Var olan sığınakların büyük çoğunluğu kadınları güçlendirme, destekleme anlayışından uzak bir şekilde, adeta yarı açık cezaevi gibi yürütülmekte. Sığınak çalışması barınma ihtiyacına indirgeniyor, her gün gazetelerin sayfalarına yansıyan kadın cinayetlerine, taciz ve tecavüz haberlerine rağmen, yerel yönetimler hala kadına yönelik şiddete karşı üç maymunu oynamaya devam ediyor. Oysa Belediye Yasası m.14.’e göre büyükşehir belediyeleri ve nüfusu 100 binin üzerindeki belediyelerin kadın sığınağı açması, diğer belediyelerin ise hizmet önceliklerini gözeterek bu hizmetleri sunmayı önüne alması gerekmekte. Türkiye’deki güncel duruma baktığımızda ise nüfusu 100 binin üzerinde olan 215 belediye varken, belediyelere bağlı sığınak sayısının yalnızca 33 olduğunu görüyoruz.

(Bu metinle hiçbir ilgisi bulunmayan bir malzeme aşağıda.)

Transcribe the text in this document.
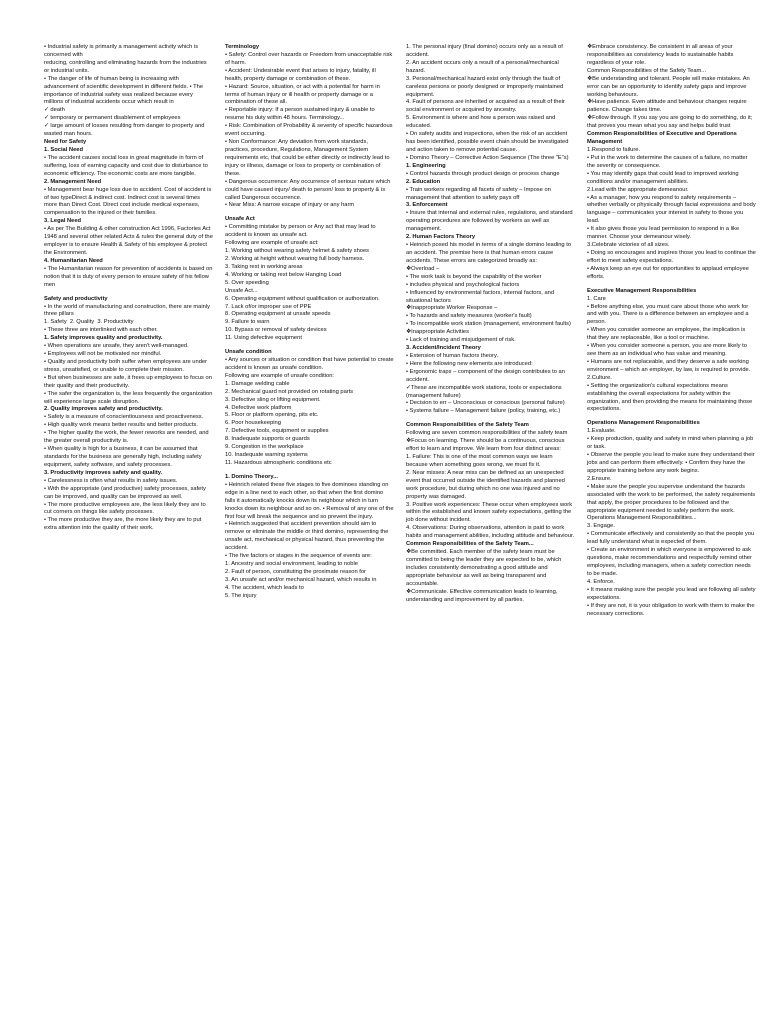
• Industrial safety is primarily a management activity which is concerned with

reducing, controlling and eliminating hazards from the industries or industrial units.

• The danger of life of human being is increasing with advancement of scientific development in different fields. • The importance of industrial safety was realized because every millions of industrial accidents occur which result in

✓ death

✓ temporary or permanent disablement of employees

✓ large amount of losses resulting from danger to property and wasted man hours.

Need for Safety

1. Social Need

• The accident causes social loss in great magnitude in form of suffering, loss of earning capacity and cost due to disturbance to economic efficiency. The economic costs are more tangible.

2. Management Need

• Management bear huge loss due to accident. Cost of accident is of two typeDirect & indirect cost. Indirect cost is several times more than Direct Cost. Direct cost include medical expenses, compensation to the injured or their families.

3. Legal Need

• As per The Building & other construction Act 1996, Factories Act 1948 and several other related Acts & rules the general duty of the employer is to ensure Health & Safety of his employee & protect the Environment.

4. Humanitarian Need

• The Humanitarian reason for prevention of accidents is based on notion that it is duty of every person to ensure safety of his fellow men

Safety and productivity

• In the world of manufacturing and construction, there are mainly three pillars

1. Safety  2. Quality  3. Productivity

• These three are interlinked with each other.

1. Safety improves quality and productivity.

• When operations are unsafe, they aren't well-managed.

• Employees will not be motivated nor mindful.

• Quality and productivity both suffer when employees are under stress, unsatisfied, or unable to complete their mission.

• But when businesses are safe, it frees up employees to focus on their quality and their productivity.

• The safer the organization is, the less frequently the organization will experience large scale disruption.

2. Quality improves safety and productivity.

• Safety is a measure of conscientiousness and proactiveness.

• High quality work means better results and better products.

• The higher quality the work, the fewer reworks are needed, and the greater overall productivity is.

• When quality is high for a business, it can be assumed that standards for the business are generally high, including safety equipment, safety software, and safety processes.

3. Productivity improves safety and quality.

• Carelessness is often what results in safety issues.

• With the appropriate (and productive) safety processes, safety can be improved, and quality can be improved as well.

• The more productive employees are, the less likely they are to cut corners on things like safety processes.

• The more productive they are, the more likely they are to put extra attention into the quality of their work.

Terminology

• Safety: Control over hazards or Freedom from unacceptable risk of harm.

• Accident: Undesirable event that arises to injury, fatality, ill health, property damage or combination of these.

• Hazard: Source, situation, or act with a potential for harm in terms of human injury or ill health or property damage or a combination of these all.

• Reportable injury: If a person sustained injury & unable to resume his duty within 48 hours. Terminology...

• Risk: Combination of Probability & severity of specific hazardous event occurring.

• Non Conformance: Any deviation from work standards, practices, procedure, Regulations, Management System requirements etc, that could be either directly or indirectly lead to injury or illness, damage or loss to property or combination of these.

• Dangerous occurrence: Any occurrence of serious nature which could have caused injury/ death to person/ loss to property & is called Dangerous occurrence.

• Near Miss: A narrow escape of injury or any harm

Unsafe Act

• Committing mistake by person or Any act that may lead to accident is known as unsafe act.

Following are example of unsafe act:

1. Working without wearing safety helmet & safety shoes

2. Working at height without wearing full body harness.

3. Taking rest in working areas

4. Working or taking rest below Hanging Load

5. Over speeding

Unsafe Act...

6. Operating equipment without qualification or authorization.

7. Lack of/or improper use of PPE

8. Operating equipment at unsafe speeds

9. Failure to warn

10. Bypass or removal of safety devices

11. Using defective equipment

Unsafe condition

• Any sources or situation or condition that have potential to create accident is known as unsafe condition.

Following are example of unsafe condition:

1. Damage welding cable

2. Mechanical guard not provided on rotating parts

3. Defective sling or lifting equipment.

4. Defective work platform

5. Floor or platform opening, pits etc.

6. Poor housekeeping

7. Defective tools, equipment or supplies

8. Inadequate supports or guards

9. Congestion in the workplace

10. Inadequate warning systems

11. Hazardous atmospheric conditions etc

1. Domino Theory...

• Heinrich related these five stages to five dominoes standing on edge in a line next to each other, so that when the first domino falls it automatically knocks down its neighbour which in turn knocks down its neighbour and so on. • Removal of any one of the first four will break the sequence and so prevent the injury.

• Heinrich suggested that accident prevention should aim to remove or eliminate the middle or third domino, representing the unsafe act, mechanical or physical hazard, thus preventing the accident.

• The five factors or stages in the sequence of events are:

1. Ancestry and social environment, leading to noble

2. Fault of person, constituting the proximate reason for

3. An unsafe act and/or mechanical hazard, which results in

4. The accident, which leads to

5. The injury

1. The personal injury (final domino) occurs only as a result of accident.

2. An accident occurs only a result of a personal/mechanical hazard.

3. Personal/mechanical hazard exist only through the fault of careless persons or poorly designed or improperly maintained equipment.

4. Fault of persons are inherited or acquired as a result of their social environment or acquired by ancestry.

5. Environment is where and how a person was raised and educated.

• On safety audits and inspections, when the risk of an accident has been identified, possible event chain should be investigated and action taken to remove potential cause.

• Domino Theory – Corrective Action Sequence (The three "E"s)

1. Engineering

• Control hazards through product design or process change

2. Education

• Train workers regarding all facets of safety – Impose on management that attention to safety pays off

3. Enforcement

• Insure that internal and external rules, regulations, and standard operating procedures are followed by workers as well as management.

2. Human Factors Theory

• Heinrich posed his model in terms of a single domino leading to an accident. The premise here is that human errors cause accidents. These errors are categorized broadly as:

❖Overload –

• The work task is beyond the capability of the worker

• includes physical and psychological factors

• Influenced by environmental factors, internal factors, and situational factors

❖Inappropriate Worker Response –

• To hazards and safety measures (worker's fault)

• To incompatible work station (management, environment faults)

❖Inappropriate Activities

• Lack of training and misjudgement of risk.

3. Accident/Incident Theory

• Extension of human factors theory.

• Here the following new elements are introduced:

• Ergonomic traps – component of the design contributes to an accident.

✓These are incompatible work stations, tools or expectations (management failure)

• Decision to err – Unconscious or conscious (personal failure)

• Systems failure – Management failure (policy, training, etc.)

Common Responsibilities of the Safety Team

Following are seven common responsibilities of the safety team

❖Focus on learning. There should be a continuous, conscious effort to learn and improve. We learn from four distinct areas:

1. Failure: This is one of the most common ways we learn because when something goes wrong, we must fix it.

2. Near misses: A near miss can be defined as an unexpected event that occurred outside the identified hazards and planned work procedure, but during which no one was injured and no property was damaged.

3. Positive work experiences: These occur when employees work within the established and known safety expectations, getting the job done without incident.

4. Observations: During observations, attention is paid to work habits and management abilities, including attitude and behaviour.

Common Responsibilities of the Safety Team...

❖Be committed. Each member of the safety team must be committed to being the leader they are expected to be, which includes consistently demonstrating a good attitude and appropriate behaviour as well as being transparent and accountable.

❖Communicate. Effective communication leads to learning, understanding and improvement by all parties.

❖Embrace consistency. Be consistent in all areas of your responsibilities as consistency leads to sustainable habits regardless of your role.

Common Responsibilities of the Safety Team...

❖Be understanding and tolerant. People will make mistakes. An error can be an opportunity to identify safety gaps and improve working behaviours.

❖Have patience. Even attitude and behaviour changes require patience. Change takes time.

❖Follow through. If you say you are going to do something, do it; that proves you mean what you say and helps build trust

Common Responsibilities of Executive and Operations Management

1.Respond to failure.

• Put in the work to determine the causes of a failure, no matter the severity or consequence.

• You may identify gaps that could lead to improved working conditions and/or management abilities.

2.Lead with the appropriate demeanour.

• As a manager, how you respond to safety requirements – whether verbally or physically through facial expressions and body language – communicates your interest in safety to those you lead.

• It also gives those you lead permission to respond in a like manner. Choose your demeanour wisely.

3.Celebrate victories of all sizes.

• Doing so encourages and inspires those you lead to continue the effort to meet safety expectations.

• Always keep an eye out for opportunities to applaud employee efforts.

Executive Management Responsibilities

1. Care

• Before anything else, you must care about those who work for and with you. There is a difference between an employee and a person.

• When you consider someone an employee, the implication is that they are replaceable, like a tool or machine.

• When you consider someone a person, you are more likely to see them as an individual who has value and meaning.

• Humans are not replaceable, and they deserve a safe working environment – which an employer, by law, is required to provide.

2.Culture.

• Setting the organization's cultural expectations means establishing the overall expectations for safety within the organization, and then providing the means for maintaining those expectations.

Operations Management Responsibilities

1.Evaluate.

• Keep production, quality and safety in mind when planning a job or task.

• Observe the people you lead to make sure they understand their jobs and can perform them effectively. • Confirm they have the appropriate training before any work begins.

2.Ensure.

• Make sure the people you supervise understand the hazards associated with the work to be performed, the safety requirements that apply, the proper procedures to be followed and the appropriate equipment needed to safely perform the work.

Operations Management Responsibilities...

3. Engage.

• Communicate effectively and consistently so that the people you lead fully understand what is expected of them.

• Create an environment in which everyone is empowered to ask questions, make recommendations and respectfully remind other employees, including managers, when a safety correction needs to be made.

4. Enforce.

• It means making sure the people you lead are following all safety expectations.

• If they are not, it is your obligation to work with them to make the necessary corrections.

30 büyükşehir belediyesinden ise yalnızca 13’ünün kadın danışma merkezi, 10’unun sığınağı ve 17’sinin ise kreş hizmeti bulunuyor. Bu durum, hem belediyelerin kadınlara karşı temel sorumluluklarını ve kanun gerekliliğini yerine getirmediklerinin hem de bu yükümlülük yerine getirilmediğinde herhangi bir yaptırımla karşılaşmadıklarının göstergesi. Kadına yönelik erkek şiddetinin açığa çıkartılması için yıllardır mücadele veren feministler olarak, şiddetin kader, şiddetsiz bir hayatın ise hayal olmadığını biliyoruz. İstanbul Sözleşmesi’nden imzayı çekmekle adeta sözleşmeden kurtulduğu için sevinç naraları atanlara inat, belediyeler İstanbul Sözleşmesi’nin vermiş olduğu ödevleri hayata geçirebilir. Örneğin; tüm belediyeler, toplumsal cinsiyet eşitliğinde farkındalığı artırmak için bilgilendirme çalışmaları, okullarda ve toplum merkezlerinde etkinlikler düzenleyebilir, cinsel şiddet kriz merkezleri açabilir, cinsel şiddet ve cinsel istismarın azalması ve önlenmesi doğrultusunda çalışmalar yürütebilir. Yazacak çook şey var ama yer az. Ezcümle net olan husus şu ki; toplumsal cinsiyet eşitliğinin örülmesinin, korunmasının ve kalıcılaştırılmasının yerinden yönetim ilkesiyle birlikte inşasının gerekmekte olduğudur.